Le programme du ballet de Sidi Larbi Cherkaoui se réfère à une « méditation sur notre capacité de résilience » pour expliciter le sens de l'œuvre et en appelle à une « chorégraphie comme une recherche de l'équilibre »… Certes, mais ce terme « Ukiyo-e » qui est souvent traduit par « Images du monde flottant » renvoie surtout à la recherche de plaisir de cette nouvelle « classe moyenne » et se traduit par ces estampes de courtisanes qui firent tant pour la réputation érotique du Japon. Le fameux « Ukiyo-e » fut l'époque des « images de printemps » (Shunga) : pour l'exprimer crûment, des images pornos. Or dans le dernier quart d'heure de la pièce, après un pas de deux particulièrement travaillé et sensuel, les escaliers repoussés sur le côté comme autant de « pavillons » où se lovent ces corps trompeusement nus, arrive une manière de fausse fin. Le rideau se referme puis se rouvre et quelque chose de cet érotisme pas si diffus cherche à s'exprimer sans l'oser.
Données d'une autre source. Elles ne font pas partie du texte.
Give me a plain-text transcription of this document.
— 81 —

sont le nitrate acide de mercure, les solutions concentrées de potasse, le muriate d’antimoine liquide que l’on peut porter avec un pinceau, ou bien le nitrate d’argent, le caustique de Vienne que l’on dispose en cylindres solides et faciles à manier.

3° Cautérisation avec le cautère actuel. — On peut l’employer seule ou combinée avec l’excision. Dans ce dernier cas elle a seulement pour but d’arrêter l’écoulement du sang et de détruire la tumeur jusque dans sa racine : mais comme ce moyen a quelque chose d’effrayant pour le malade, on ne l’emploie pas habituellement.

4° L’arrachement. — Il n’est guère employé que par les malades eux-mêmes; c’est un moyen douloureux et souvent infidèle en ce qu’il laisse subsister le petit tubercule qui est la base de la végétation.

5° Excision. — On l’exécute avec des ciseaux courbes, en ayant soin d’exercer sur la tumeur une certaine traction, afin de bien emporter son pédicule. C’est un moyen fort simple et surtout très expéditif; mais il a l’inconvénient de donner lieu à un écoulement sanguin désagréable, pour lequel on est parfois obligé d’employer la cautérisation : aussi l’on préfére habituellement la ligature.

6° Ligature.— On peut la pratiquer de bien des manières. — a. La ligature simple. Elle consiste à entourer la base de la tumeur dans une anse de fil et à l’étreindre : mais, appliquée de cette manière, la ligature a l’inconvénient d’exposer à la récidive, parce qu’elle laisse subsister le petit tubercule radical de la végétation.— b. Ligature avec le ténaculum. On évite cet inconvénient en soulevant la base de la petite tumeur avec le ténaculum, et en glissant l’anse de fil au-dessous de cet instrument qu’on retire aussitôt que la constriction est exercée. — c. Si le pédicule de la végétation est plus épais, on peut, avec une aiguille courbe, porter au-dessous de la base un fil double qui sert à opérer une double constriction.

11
Le lieu et l'occasion se prêtaient-ils peu à cette dimension du concept ? Reste qu'elle s'insinue et demeure comme un refoulé ou un remord qui ne se hasarde qu'à la faveur d'une fausse fin un rien roublarde… Le non-dit sexuel du propos excédait sans doute ce qu'autorisait un premier pas dans la sévère Genève, mais le concept Ukiyo-e résista jusqu'à ses marges sulfureuses… Philippe Cohen aurait sans nul doute souri et averti…

Philippe Verrièle
Vu le 27 novembre 2022 au Grand Théâtre de Genève.